You are planning to deploy a SaaS application for customers in North America, Europe, and Asia. To maintain scalability, you will need to distribute workload across servers in multiple regions. Which GCP service would you use to implement the workload distribution? A. Cloud DNS B. Cloud Spanner C. Cloud Load Balancing D. Cloud CDN
C. Cloud Load Balancing distributes workloads within and across regions, provides health checks, and implements autoscaling. Cloud DNS provides domain name services, such as translating a URL like www.example.com to an IP address. Cloud Spanner is a distributed relational database but does not implement workload distribution. Cloud CDN distributes content across regions to reduce latency when delivering content to users across the globe.

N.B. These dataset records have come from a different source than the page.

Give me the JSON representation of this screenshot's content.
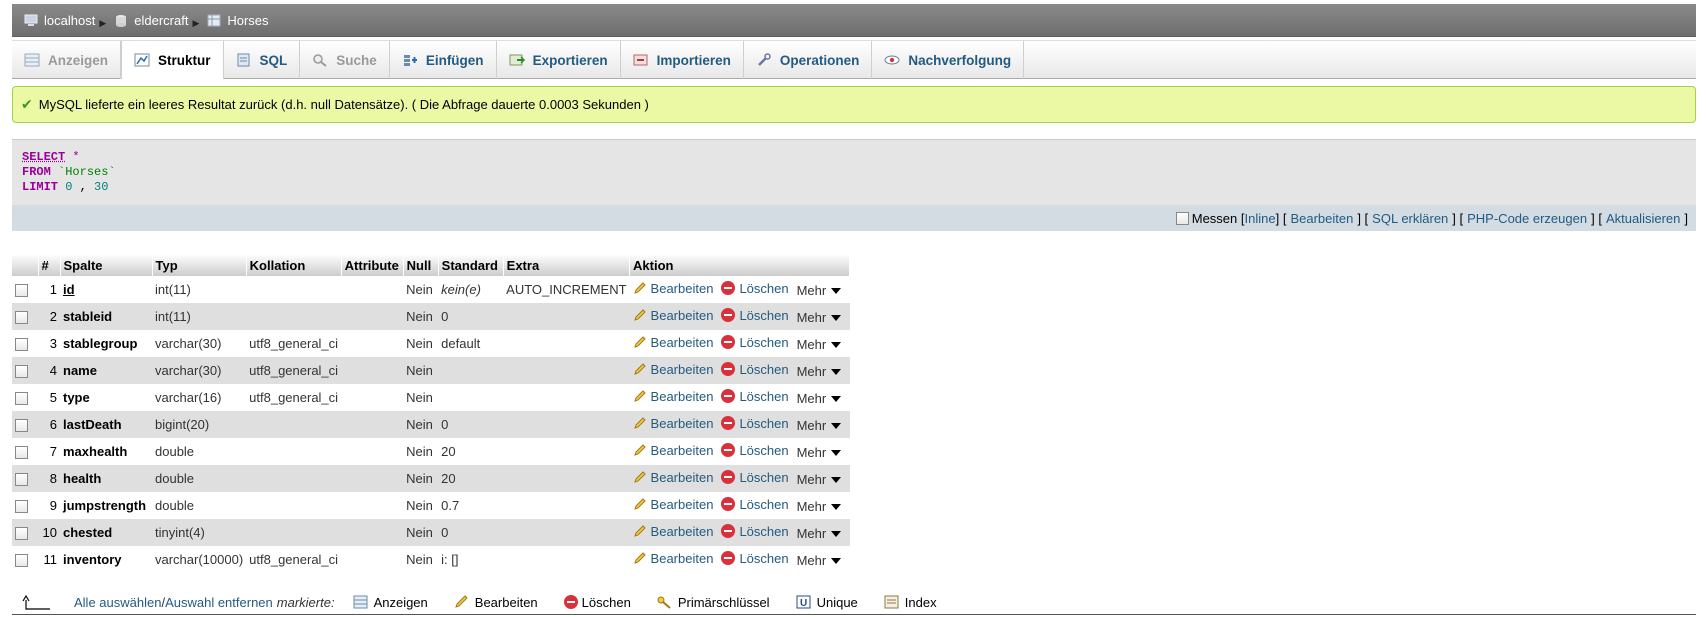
{
  "breadcrumb": [
    {
      "label": "localhost",
      "icon": "server-icon"
    },
    {
      "label": "eldercraft",
      "icon": "database-icon"
    },
    {
      "label": "Horses",
      "icon": "table-icon"
    }
  ],
  "tabs": [
    {
      "label": "Anzeigen",
      "icon": "browse-icon",
      "state": "disabled"
    },
    {
      "label": "Struktur",
      "icon": "structure-icon",
      "state": "active"
    },
    {
      "label": "SQL",
      "icon": "sql-icon",
      "state": "normal"
    },
    {
      "label": "Suche",
      "icon": "search-icon",
      "state": "disabled"
    },
    {
      "label": "Einfügen",
      "icon": "insert-icon",
      "state": "normal"
    },
    {
      "label": "Exportieren",
      "icon": "export-icon",
      "state": "normal"
    },
    {
      "label": "Importieren",
      "icon": "import-icon",
      "state": "normal"
    },
    {
      "label": "Operationen",
      "icon": "wrench-icon",
      "state": "normal"
    },
    {
      "label": "Nachverfolgung",
      "icon": "eye-icon",
      "state": "normal"
    }
  ],
  "success_message": "MySQL lieferte ein leeres Resultat zurück (d.h. null Datensätze). ( Die Abfrage dauerte 0.0003 Sekunden )",
  "sql": {
    "select": "SELECT",
    "star": " *",
    "from": "FROM",
    "table": " `Horses`",
    "limit": "LIMIT",
    "limit_a": " 0",
    "limit_sep": " , ",
    "limit_b": "30"
  },
  "sql_actions": {
    "messen": "Messen",
    "inline": "Inline",
    "bearbeiten": "Bearbeiten",
    "erklaeren": "SQL erklären",
    "php": "PHP-Code erzeugen",
    "aktualisieren": "Aktualisieren"
  },
  "table": {
    "headers": [
      "#",
      "Spalte",
      "Typ",
      "Kollation",
      "Attribute",
      "Null",
      "Standard",
      "Extra",
      "Aktion"
    ],
    "action_labels": {
      "edit": "Bearbeiten",
      "delete": "Löschen",
      "more": "Mehr"
    },
    "rows": [
      {
        "num": "1",
        "name": "id",
        "type": "int(11)",
        "collation": "",
        "attributes": "",
        "null": "Nein",
        "default": "kein(e)",
        "extra": "AUTO_INCREMENT"
      },
      {
        "num": "2",
        "name": "stableid",
        "type": "int(11)",
        "collation": "",
        "attributes": "",
        "null": "Nein",
        "default": "0",
        "extra": ""
      },
      {
        "num": "3",
        "name": "stablegroup",
        "type": "varchar(30)",
        "collation": "utf8_general_ci",
        "attributes": "",
        "null": "Nein",
        "default": "default",
        "extra": ""
      },
      {
        "num": "4",
        "name": "name",
        "type": "varchar(30)",
        "collation": "utf8_general_ci",
        "attributes": "",
        "null": "Nein",
        "default": "",
        "extra": ""
      },
      {
        "num": "5",
        "name": "type",
        "type": "varchar(16)",
        "collation": "utf8_general_ci",
        "attributes": "",
        "null": "Nein",
        "default": "",
        "extra": ""
      },
      {
        "num": "6",
        "name": "lastDeath",
        "type": "bigint(20)",
        "collation": "",
        "attributes": "",
        "null": "Nein",
        "default": "0",
        "extra": ""
      },
      {
        "num": "7",
        "name": "maxhealth",
        "type": "double",
        "collation": "",
        "attributes": "",
        "null": "Nein",
        "default": "20",
        "extra": ""
      },
      {
        "num": "8",
        "name": "health",
        "type": "double",
        "collation": "",
        "attributes": "",
        "null": "Nein",
        "default": "20",
        "extra": ""
      },
      {
        "num": "9",
        "name": "jumpstrength",
        "type": "double",
        "collation": "",
        "attributes": "",
        "null": "Nein",
        "default": "0.7",
        "extra": ""
      },
      {
        "num": "10",
        "name": "chested",
        "type": "tinyint(4)",
        "collation": "",
        "attributes": "",
        "null": "Nein",
        "default": "0",
        "extra": ""
      },
      {
        "num": "11",
        "name": "inventory",
        "type": "varchar(10000)",
        "collation": "utf8_general_ci",
        "attributes": "",
        "null": "Nein",
        "default": "i: []",
        "extra": ""
      }
    ]
  },
  "bottom": {
    "select_all": "Alle auswählen",
    "sep": " / ",
    "deselect_all": "Auswahl entfernen",
    "marked": "markierte:",
    "actions": [
      {
        "label": "Anzeigen",
        "icon": "browse-icon"
      },
      {
        "label": "Bearbeiten",
        "icon": "pencil-icon"
      },
      {
        "label": "Löschen",
        "icon": "delete-icon"
      },
      {
        "label": "Primärschlüssel",
        "icon": "key-icon"
      },
      {
        "label": "Unique",
        "icon": "unique-icon"
      },
      {
        "label": "Index",
        "icon": "index-icon"
      }
    ]
  }
}
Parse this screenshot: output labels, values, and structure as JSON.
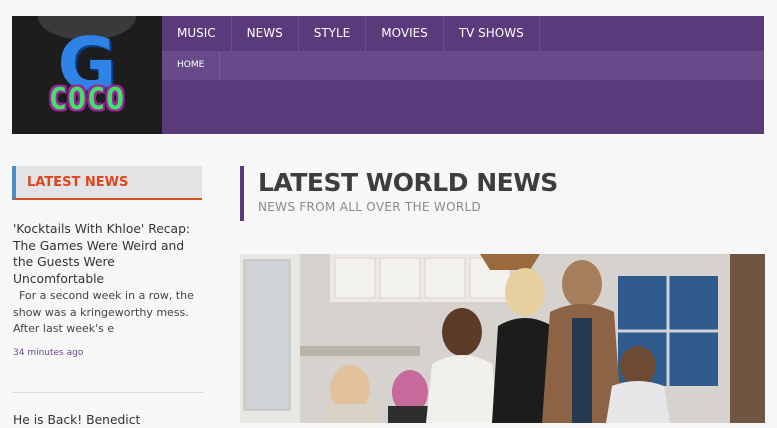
{
  "logo": {
    "letter": "G",
    "word": "COCO"
  },
  "nav": {
    "main": [
      "MUSIC",
      "NEWS",
      "STYLE",
      "MOVIES",
      "TV SHOWS"
    ],
    "sub": [
      "HOME"
    ]
  },
  "sidebar": {
    "heading": "LATEST NEWS",
    "articles": [
      {
        "title": "'Kocktails With Khloe' Recap: The Games Were Weird and the Guests Were Uncomfortable",
        "excerpt": "For a second week in a row, the show was a kringeworthy mess. After last week's e",
        "time": "34 minutes ago"
      },
      {
        "title": "He is Back! Benedict"
      }
    ]
  },
  "main": {
    "title": "LATEST WORLD NEWS",
    "subtitle": "NEWS FROM ALL OVER THE WORLD"
  },
  "colors": {
    "brand": "#5a3a7a",
    "accent": "#e0461b",
    "sidebar_border": "#4a8ec9"
  }
}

A client is developing an application that will need to analyze large volumes of text information. The client is not expert in text mining or working with language. What GCP service would you recommend they use? A. Cloud Vision B. Cloud ML C. Cloud Natural Language Processing D. Cloud Text Miner
C. Cloud Natural Language Processing provides functionality for analyzing text. Cloud Text Miner does not exist. Cloud ML is a general-purpose machine learning service that could be applied to text analysis but would require knowledge of language processing, which the client does not have. Cloud Vision is for image processing.

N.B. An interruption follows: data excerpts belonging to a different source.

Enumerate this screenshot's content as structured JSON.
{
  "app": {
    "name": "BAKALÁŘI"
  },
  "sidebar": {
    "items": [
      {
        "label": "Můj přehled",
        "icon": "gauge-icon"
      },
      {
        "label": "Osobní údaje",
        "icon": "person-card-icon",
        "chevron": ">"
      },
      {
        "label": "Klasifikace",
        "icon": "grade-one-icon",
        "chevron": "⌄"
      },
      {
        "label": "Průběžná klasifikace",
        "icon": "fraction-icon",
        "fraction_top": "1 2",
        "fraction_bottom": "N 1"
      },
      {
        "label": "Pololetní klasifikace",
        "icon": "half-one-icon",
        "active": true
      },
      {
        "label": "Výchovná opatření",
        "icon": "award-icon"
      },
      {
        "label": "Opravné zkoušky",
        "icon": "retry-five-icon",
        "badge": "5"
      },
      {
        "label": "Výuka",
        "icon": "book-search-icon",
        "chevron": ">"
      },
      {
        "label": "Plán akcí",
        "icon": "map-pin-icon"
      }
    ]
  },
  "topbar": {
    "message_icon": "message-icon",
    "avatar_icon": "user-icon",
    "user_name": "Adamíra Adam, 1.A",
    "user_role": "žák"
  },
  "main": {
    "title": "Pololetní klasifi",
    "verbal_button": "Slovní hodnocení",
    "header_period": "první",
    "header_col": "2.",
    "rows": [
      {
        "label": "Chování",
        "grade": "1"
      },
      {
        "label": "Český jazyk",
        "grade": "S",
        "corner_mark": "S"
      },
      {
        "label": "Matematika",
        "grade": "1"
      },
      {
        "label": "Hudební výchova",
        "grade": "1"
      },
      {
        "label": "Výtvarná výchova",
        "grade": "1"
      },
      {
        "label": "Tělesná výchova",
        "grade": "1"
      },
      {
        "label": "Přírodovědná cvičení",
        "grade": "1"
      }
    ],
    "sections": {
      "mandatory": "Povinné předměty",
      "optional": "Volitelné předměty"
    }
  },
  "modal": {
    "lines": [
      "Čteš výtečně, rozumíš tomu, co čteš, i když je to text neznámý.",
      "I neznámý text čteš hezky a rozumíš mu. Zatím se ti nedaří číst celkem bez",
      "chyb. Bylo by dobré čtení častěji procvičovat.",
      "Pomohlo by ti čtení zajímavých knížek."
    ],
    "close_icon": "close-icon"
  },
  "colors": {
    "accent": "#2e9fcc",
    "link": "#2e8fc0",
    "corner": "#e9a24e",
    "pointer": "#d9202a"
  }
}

Why would an API developer want to use the Apigee API platform? A. To get the benefits of routing and rate-limiting B. Authentication services C. Version control of code D. A and B E. All of the above
D. Apigee API platform provides policy-based rate-limiting and routing services to help accommodate spikes in traffic. It also provides OAuth 2.0 and SAML authentication. It does not provide version control; Cloud Source Repositories is the service for version control.

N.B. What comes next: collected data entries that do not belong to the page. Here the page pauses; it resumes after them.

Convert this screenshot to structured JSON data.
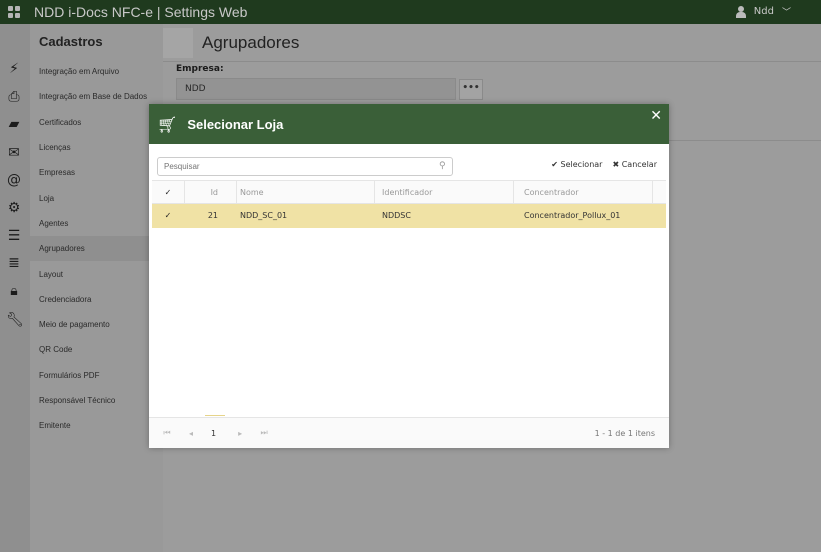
{
  "app": {
    "title": "NDD i-Docs NFC-e | Settings Web",
    "user": "Ndd"
  },
  "iconbar": [
    "plug-icon",
    "printer-icon",
    "folder-open-icon",
    "envelope-icon",
    "at-icon",
    "gear-icon",
    "sliders-icon",
    "server-icon",
    "lock-icon",
    "wrench-icon"
  ],
  "sidebar": {
    "title": "Cadastros",
    "items": [
      "Integração em Arquivo",
      "Integração em Base de Dados",
      "Certificados",
      "Licenças",
      "Empresas",
      "Loja",
      "Agentes",
      "Agrupadores",
      "Layout",
      "Credenciadora",
      "Meio de pagamento",
      "QR Code",
      "Formulários PDF",
      "Responsável Técnico",
      "Emitente"
    ],
    "active": "Agrupadores"
  },
  "page": {
    "title": "Agrupadores",
    "empresa_label": "Empresa:",
    "empresa_value": "NDD",
    "lookup_label": "•••"
  },
  "modal": {
    "title": "Selecionar Loja",
    "close": "✕",
    "search_placeholder": "Pesquisar",
    "select_label": "Selecionar",
    "cancel_label": "Cancelar",
    "columns": [
      "Id",
      "Nome",
      "Identificador",
      "Concentrador"
    ],
    "rows": [
      {
        "checked": "✓",
        "id": "21",
        "nome": "NDD_SC_01",
        "identificador": "NDDSC",
        "concentrador": "Concentrador_Pollux_01"
      }
    ],
    "pager": {
      "page": "1",
      "info": "1 - 1 de 1 itens"
    },
    "colors": {
      "header": "#3a5f38",
      "selected_row": "#f0e2a5"
    }
  }
}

A product manager at your company reports that customers are complaining about the reliability of one of your applications. The application is crashing periodically, but developers have not found a common pattern that triggers the crashes. They are concerned that they do not have good insight into the behavior of the application and want to perform a detailed review of the crash data. Which Stackdriver tool would you use to view the consolidated crash information? A. DataProc B. Monitoring C. Logging D. Error Reporting
D. Error reporting consolidates crash information. Monitoring collects metrics on application and server performance. Logging is a log management service. Dataproc is not a part of Stackdriver; it is a managed Hadoop and Spark service.